I’m surprised how many PR textbooks present CSR as something new (it isn’t) – and as the ultimate vindication of PR (or an ethical defence of PR).
Perhaps (as I often seem to comment here) there’s a difference between the US and Europe. Friedmanite capitalism has been the norm in the US whereas during the Thatcher years is was seen as a novelty in Europe.
To summarise, perhaps the US views corporate responsibility as new and exotic whereas Europe views Chicago School capitalism as a foreign import.
I think Paul Seaman is mostly right. Firms are in some sense citizens just as their employees and customers are. They have to be corporately decent. Some want to be a positive force for good in ways which aren’t directly aligned to their commercial interest, and that’s OK too, if their owners like the idea.
But the heart of Paul’s argument is a plea for honesty. If a firm acts in a social way because that will bring profit (now or in the future) then it needs to say that its primary interest is profit.
The big gamble firms and PRs must take is this. Are the public infantile? Are they incapable of seeing that firms almost always do the bit of good which suits them? Isn’t that what the Edelman cases tell us? And shouldn’t we hang on to the adult idea that virtue consists in sacrifice? Can firms “do” sacrifice? Should they? Are they that sort of entity?
Indeed, the point of Paul’s argument seems to me to be that because firms are not persons, they have to ask themselves what they owe the public as institutions. I would say frankness is high on that list and that honesty as to motivation makes a very good beginning. We can leave self-deception or humbug to individual persons, of whom we expect less (not more) than firms.

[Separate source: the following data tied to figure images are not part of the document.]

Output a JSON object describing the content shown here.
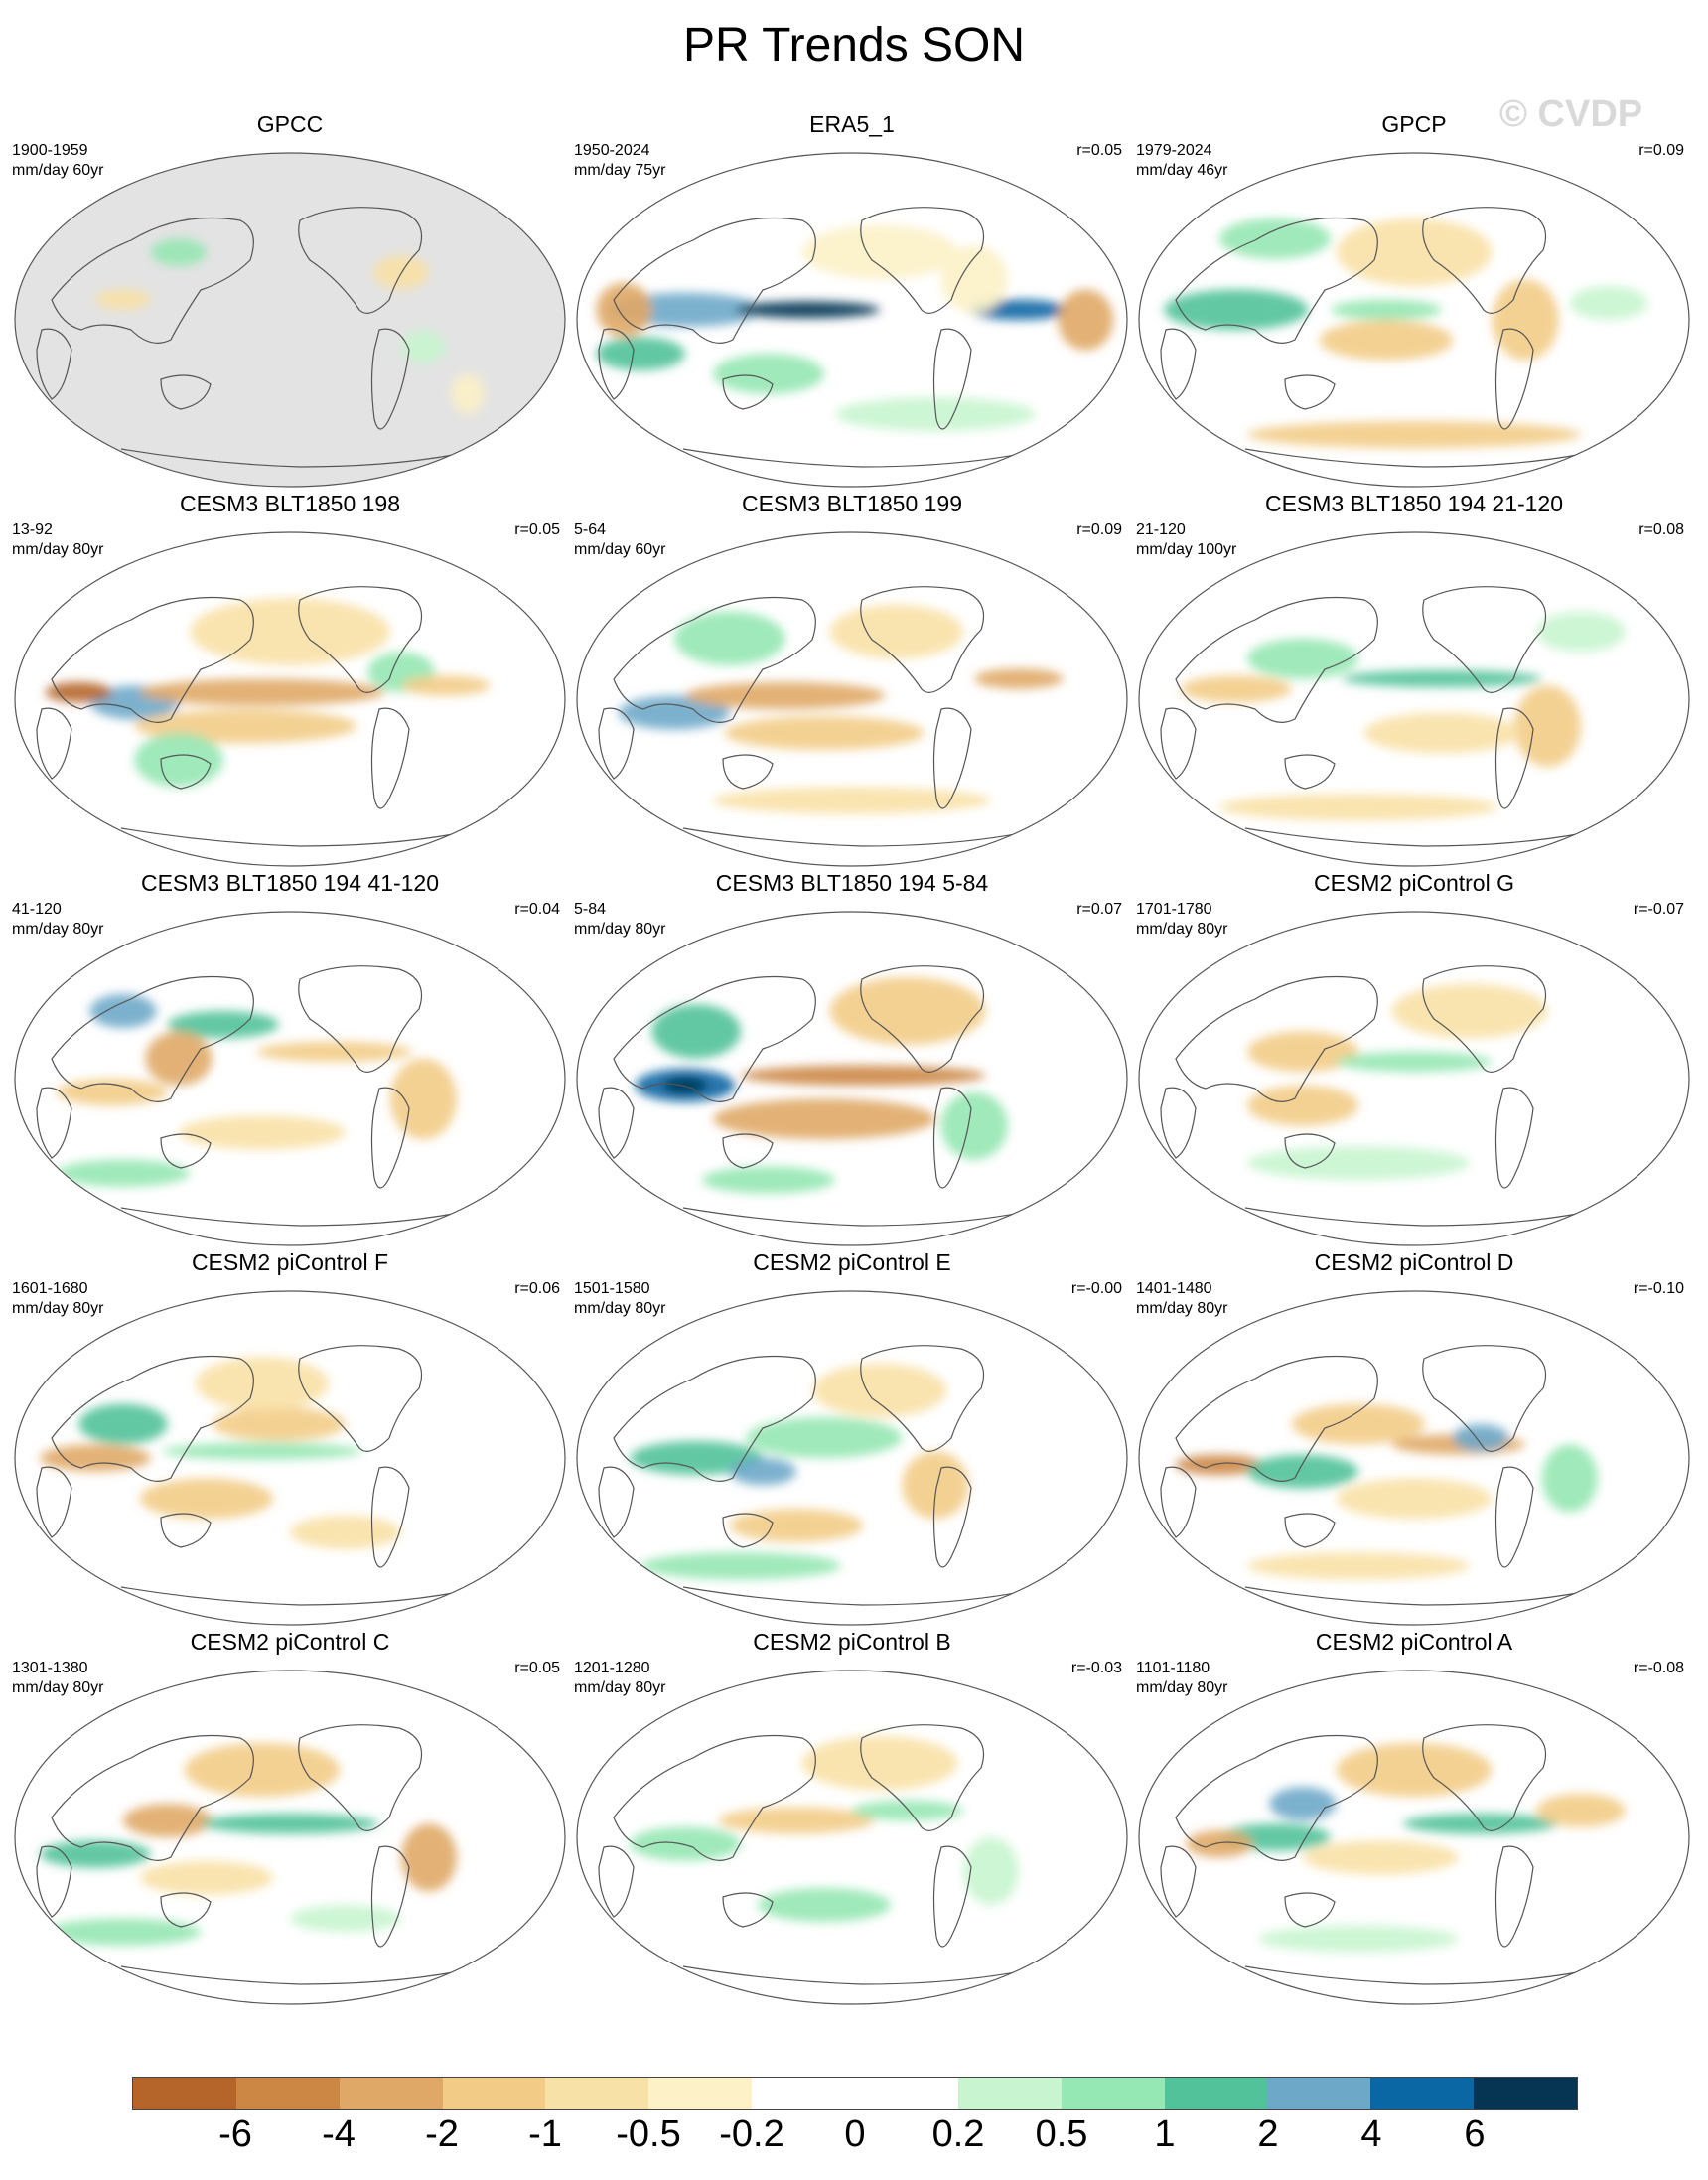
{
  "title": "PR Trends SON",
  "watermark": "© CVDP",
  "colors": {
    "land_mask": "#e3e3e3",
    "coast": "#555555",
    "scale": [
      "#b5652a",
      "#cc8745",
      "#e0a866",
      "#f2cc87",
      "#f8e1a6",
      "#fcf1c7",
      "#ffffff",
      "#ffffff",
      "#c8f5cf",
      "#95e7b3",
      "#52c29a",
      "#6ea8c9",
      "#0b66a4",
      "#053553"
    ]
  },
  "panels": [
    {
      "title": "GPCC",
      "period": "1900-1959",
      "units": "mm/day 60yr",
      "r": "",
      "mask": true,
      "pattern": "gpcc"
    },
    {
      "title": "ERA5_1",
      "period": "1950-2024",
      "units": "mm/day 75yr",
      "r": "r=0.05",
      "mask": false,
      "pattern": "era5"
    },
    {
      "title": "GPCP",
      "period": "1979-2024",
      "units": "mm/day 46yr",
      "r": "r=0.09",
      "mask": false,
      "pattern": "gpcp"
    },
    {
      "title": "CESM3 BLT1850 198",
      "period": "13-92",
      "units": "mm/day 80yr",
      "r": "r=0.05",
      "mask": false,
      "pattern": "wp_wet_ep_dry"
    },
    {
      "title": "CESM3 BLT1850 199",
      "period": "5-64",
      "units": "mm/day 60yr",
      "r": "r=0.09",
      "mask": false,
      "pattern": "wp_wet_ep_dry2"
    },
    {
      "title": "CESM3 BLT1850 194 21-120",
      "period": "21-120",
      "units": "mm/day 100yr",
      "r": "r=0.08",
      "mask": false,
      "pattern": "itcz_wet"
    },
    {
      "title": "CESM3 BLT1850 194 41-120",
      "period": "41-120",
      "units": "mm/day 80yr",
      "r": "r=0.04",
      "mask": false,
      "pattern": "mixed_a"
    },
    {
      "title": "CESM3 BLT1850 194 5-84",
      "period": "5-84",
      "units": "mm/day 80yr",
      "r": "r=0.07",
      "mask": false,
      "pattern": "wp_strong"
    },
    {
      "title": "CESM2 piControl G",
      "period": "1701-1780",
      "units": "mm/day 80yr",
      "r": "r=-0.07",
      "mask": false,
      "pattern": "weak_a"
    },
    {
      "title": "CESM2 piControl F",
      "period": "1601-1680",
      "units": "mm/day 80yr",
      "r": "r=0.06",
      "mask": false,
      "pattern": "mixed_b"
    },
    {
      "title": "CESM2 piControl E",
      "period": "1501-1580",
      "units": "mm/day 80yr",
      "r": "r=-0.00",
      "mask": false,
      "pattern": "mixed_c"
    },
    {
      "title": "CESM2 piControl D",
      "period": "1401-1480",
      "units": "mm/day 80yr",
      "r": "r=-0.10",
      "mask": false,
      "pattern": "mixed_d"
    },
    {
      "title": "CESM2 piControl C",
      "period": "1301-1380",
      "units": "mm/day 80yr",
      "r": "r=0.05",
      "mask": false,
      "pattern": "mixed_e"
    },
    {
      "title": "CESM2 piControl B",
      "period": "1201-1280",
      "units": "mm/day 80yr",
      "r": "r=-0.03",
      "mask": false,
      "pattern": "weak_b"
    },
    {
      "title": "CESM2 piControl A",
      "period": "1101-1180",
      "units": "mm/day 80yr",
      "r": "r=-0.08",
      "mask": false,
      "pattern": "mixed_f"
    }
  ],
  "colorbar": {
    "labels": [
      "-6",
      "-4",
      "-2",
      "-1",
      "-0.5",
      "-0.2",
      "0",
      "0.2",
      "0.5",
      "1",
      "2",
      "4",
      "6"
    ]
  }
}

The professor obviously has read Ayn Rand, probably both “The Virtue of Selfishness” and “Atlas Shrugged.”
Excellent post, Paul, thanks for the great summary.
I think you’re probably right about Edelman’s excesses; that’s almost an occupational hazard in PR, where the temptation to change the message, rather than the facts, is endemic.
But the real ‘right’ ones here, I’d suggest, are professors Bishop and Khurana, whom Edelman (to his credit) sought out and quoted. Their quotes speak better, I think, than the ones you selected from Edelman himself, which were arguably chosen with some self-serving flavor.
Bishop: “Markets and their relation to public interests are constantly evolving – and the actions of companies play a crucial role in whether they evolve in a direction that serves the public interest.”
Bishop: “How can you win the battle for talent in a world where workers are increasingly choosy about the ethics and mission of the firm they work for?” He argues passionately that smart companies are focused on long term shareholder value, not short term earnings. “The current economic crisis was caused not least by endemic short-termism in capitalism.”
Khurani: “…the Karnani model “has no application to the rest of the world, beyond a mile square radius from the University of Chicago campus that housed Milton Friedman. In Europe or in China or in India, a company would not have the license to operate this way.” He added that there “is a group of persistent rationalizers who change the facts instead of changing their theory, offering old wine not even in new bottles.”
Khurani: “In addition to economic performance as determined by economic outcomes, organizational decisions are also judged by the criteria of legitimacy…A legitimate organization is one that is perceived as pursuing social acceptable goals in a socially acceptable manner….in some cases the social logic of values is linked to an economic logic of resource maximization, but in other cases these can be in tension, which means that effective societal outcomes cannot be left to the invisible hand of unregulated or unguided markets.”